Update 14-17: Sunday, April 27, 2014.



"Official Minutes of the General Committee of the Socialist Party of St. Louis, August 4, 1919."  As the Emergency National Convention of the Socialist Party approached, the factional controversy in St. Louis expanded. The regular August 4 meeting of the General Committee (City Central Committee) was dominated by the report of Secretary William Brandt (reprinted as a separate document). An effort to table Brandt's report and the charges it preferred against several Left Wing activists was narrowly defeated, 18-17. A resolution proposed by Brandt was passed 18 to 15, querying whether the delegates present were supporters of either of the two Left Wing movements (Batt-Chicago or Ferguson-NYC) and whether they had taken part in the organization of affiliates of the Left Wing Section in St. Louis. The vote on this question was Yes: 6, No: 29, Refused to Vote: 10. An effort by the Left Wing and its sympathizers to force a general membership meeting of Local St. Louis was defeated procedurally by a vote of 18-15. One may conclude from the similarity of the voting on this set of divisive issues that the Center-Right faction held a narrow majority over the Left Wing and its sympathizers on the General Committee of Local St. Louis. A committee of 5 was selected to hear the charges preferred by Brandt and the meeting carried over to August 11.


"Report of the Secretary to the General Committee of the Socialist Party of St. Louis," by W.M. Brandt [August 4, 1919]  Lengthy report by the Secretary of Local St. Louis, Socialist Party, detailing the eruption of the Left Wing controversy in the party organization and formally preferring charges against Melting Pot editor Henry Tichenor and three members of the Local Executive Committee. Brandt notes that the Executive Committee had formally banned the distribution of factional literature from a July 20, 1919, mass meeting held in support of the Russian and Hungarian socialist revolutions. Joseph Stutz, Steve Witkay, William Waddell (aka George Moser) and Joseph Norvell had nevertheless sold copies of the July 5 issue of the Left Wing organ The Revolutionary Age at the meeting, Brandt notes, adding that 14 of the 16 pages of the tabloid were "devoted to the controversy and was full of malicious attacks on the Socialist Party." Moreover, Tichenor's magazine had declared itself the official organ of the Left Wing Section in St. Louis. The magazine had made note of headquarters obtained for the Left Wing Section's office. Hence, Brandt declares, "a secret underground organization was formed, by and of some of our party members, for the avowed purpose of destroying the Socialist Party in St. Louis." Brandt demands the appointment of a 5 member investigating committee to assess the merit of his charges, with their results to be returned to a special session of the General Committee (City Central Committee) of Local St. Louis one week hence.

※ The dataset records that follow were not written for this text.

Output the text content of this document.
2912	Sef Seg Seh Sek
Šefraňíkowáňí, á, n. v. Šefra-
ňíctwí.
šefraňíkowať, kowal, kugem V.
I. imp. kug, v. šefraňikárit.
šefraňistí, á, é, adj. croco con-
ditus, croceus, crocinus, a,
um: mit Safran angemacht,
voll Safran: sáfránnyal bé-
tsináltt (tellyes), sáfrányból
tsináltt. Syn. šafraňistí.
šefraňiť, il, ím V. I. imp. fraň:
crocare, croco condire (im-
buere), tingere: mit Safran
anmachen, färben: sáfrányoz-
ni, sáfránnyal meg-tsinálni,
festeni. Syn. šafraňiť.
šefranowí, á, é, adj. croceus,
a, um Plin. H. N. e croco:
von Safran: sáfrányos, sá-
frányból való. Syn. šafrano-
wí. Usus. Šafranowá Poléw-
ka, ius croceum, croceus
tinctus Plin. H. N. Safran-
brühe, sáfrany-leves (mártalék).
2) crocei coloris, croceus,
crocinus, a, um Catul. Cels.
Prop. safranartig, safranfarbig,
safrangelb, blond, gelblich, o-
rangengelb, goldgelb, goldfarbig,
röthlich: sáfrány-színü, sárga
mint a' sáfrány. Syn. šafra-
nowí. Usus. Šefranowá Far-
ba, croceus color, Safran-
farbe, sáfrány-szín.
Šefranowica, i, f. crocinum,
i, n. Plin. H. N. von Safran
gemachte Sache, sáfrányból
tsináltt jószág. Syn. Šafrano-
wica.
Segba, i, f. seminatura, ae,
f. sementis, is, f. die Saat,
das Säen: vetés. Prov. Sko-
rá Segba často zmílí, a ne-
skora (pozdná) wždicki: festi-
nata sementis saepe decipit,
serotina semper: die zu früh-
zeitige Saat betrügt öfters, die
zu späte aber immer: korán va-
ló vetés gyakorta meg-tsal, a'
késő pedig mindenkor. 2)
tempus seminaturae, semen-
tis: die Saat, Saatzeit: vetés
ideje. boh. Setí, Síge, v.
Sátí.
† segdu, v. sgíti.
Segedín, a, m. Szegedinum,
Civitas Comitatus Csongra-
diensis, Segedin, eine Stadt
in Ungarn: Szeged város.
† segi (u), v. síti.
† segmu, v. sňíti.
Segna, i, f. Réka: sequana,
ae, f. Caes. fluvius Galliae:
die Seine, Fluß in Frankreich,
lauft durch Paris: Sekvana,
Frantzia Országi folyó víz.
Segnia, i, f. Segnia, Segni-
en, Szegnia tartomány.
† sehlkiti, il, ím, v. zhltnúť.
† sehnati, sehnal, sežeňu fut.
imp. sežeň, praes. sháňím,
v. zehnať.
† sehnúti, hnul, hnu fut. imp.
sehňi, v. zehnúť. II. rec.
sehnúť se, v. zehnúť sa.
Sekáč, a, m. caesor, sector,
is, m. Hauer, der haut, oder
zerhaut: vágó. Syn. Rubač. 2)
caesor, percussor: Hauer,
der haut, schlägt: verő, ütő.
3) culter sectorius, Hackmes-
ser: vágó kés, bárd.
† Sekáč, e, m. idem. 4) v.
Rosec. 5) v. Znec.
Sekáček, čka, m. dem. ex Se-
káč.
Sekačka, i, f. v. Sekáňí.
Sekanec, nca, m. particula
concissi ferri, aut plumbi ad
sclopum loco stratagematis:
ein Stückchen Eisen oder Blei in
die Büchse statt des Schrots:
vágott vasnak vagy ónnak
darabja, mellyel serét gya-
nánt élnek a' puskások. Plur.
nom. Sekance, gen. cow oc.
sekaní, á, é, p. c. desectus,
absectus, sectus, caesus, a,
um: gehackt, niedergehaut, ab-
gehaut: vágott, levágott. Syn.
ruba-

"Official Minutes of the General Committee of the Socialist Party of St. Louis, August 11, 1919."  Continuation of the meeting of August 4, which named a 5 member committee to hear charges of party treason preferred by Secretary William Brandt against certain Left Wing activists of the Socialist Party of St. Louis (aka Local St. Louis). Surprisingly, the committee unanimously rejected all three of the specific charges levied by Brandt, indicating that since the General Committee of Local St. Louis had not condemned the Left Wing section, and since agitation for revision of the Socialist Party program was permissible, it followed that no violation of the party's organizational law had taken place. The convention to be held at the end of the month would decide the Left Wing question on the basis of evidence, the special investigative committee asserts. Secretary Brandt attempted to sink this report by proposing an alternative motion which would have dismissed the charges he had made against specific individuals, while "reorganizing" certain Left Wing party branches, effectively requiring party loyalty pledges for readmission. Brandt's aggressive alternative proposal was narrowly defeated, 26-24, before the original motion was positively concurred in by a vote of 23-18. These numbers again demonstrate a narrowly divided St. Louis organization on the eve of the 1919 Chicago split.